Normally a small proprietary company only has to prepare annual financial reports and directors reports if it is directed by the shareholders. Because CSF shareholders will not have the same degree of connection to management, proprietary companies will be required to prepare annual financial and directors reports when they have CSF shareholders. These reports will also have to be lodged with ASIC. If the company raises more than $1 million from CSF offers, the annual financial report must be audited. Once the company has raised more than $1 million from CSF offers, the directors will have to ensure that there is an auditor appointed within a month after the $1 million was raised, and an auditor will need to be appointed for the entire period where there are CSF shareholders. The company will be subject to existing rules requiring independence between the company and its auditors.

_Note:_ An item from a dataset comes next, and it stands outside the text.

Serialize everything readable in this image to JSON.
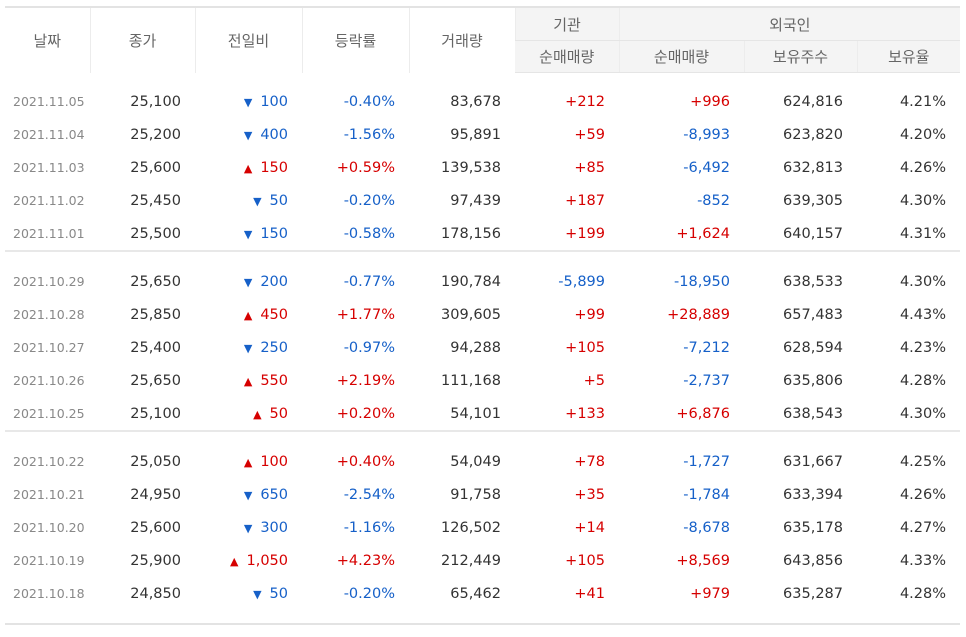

Proprietary companies that have CSF shareholders will also be subject to the related party transaction rules in Chapter 2E of the Corporations Act. This will give remedies to investors if funds are transferred to a related party for non-commercial purposes without shareholder approval.
If a proprietary company has more than 50 shareholders, it would ordinarily be subject to the takeover rules in Chapters 6 of the Corporations Act. The amendments will exempt proprietary companies with CSF shareholders from these rules, as long as the constitution of the company provides a minimum level of protection for investors to participate in an exit event: a “tag right” provision that requires a person who acquires more than 40% of the voting shares in the company to offer to purchase all other securities in the company on the same terms within 31 days.
The new CSF regime for public companies commencing on 29 September includes a number of corporate governance and reporting concessions for new public companies which were designed to make it easier for proprietary companies to convert to public companies in order to access CSF. Because the proposed amendments will allow proprietary companies to use CSF without having to convert to a public company, the draft Bill proposes to abolish these concessions.
Fintech Australia represents the fintech industry, an important part of the start-up scene whose members may well be interested in using CSF. It has made a submission on the draft Bill to extend CSF to proprietary companies, and has put forward some proposals:
- Consider allowing intermediaries to syndicate multiple investments, such as through unit trusts, and allow units in these trusts to be marketed to retail investors.
- A short form summary or web page for the CSF offer document.
- Audit requirements should apply to companies raising more than $3 million (not $1 million).
- Raise the cap on amounts that can be raised from $5 million to $50 million.
- CSF shares sold to others should retain their CSF status for the purpose of determining the maximum shareholder limit.
- Reconsider the “tag right” provision, because it would restrict the ability of a major shareholder to increase their stake in the company and invest more capital.
- Remove the cooling off period for investors.
It will be interesting to see if the Government adopts any of these recommendations when the Bill is introduced into Parliament.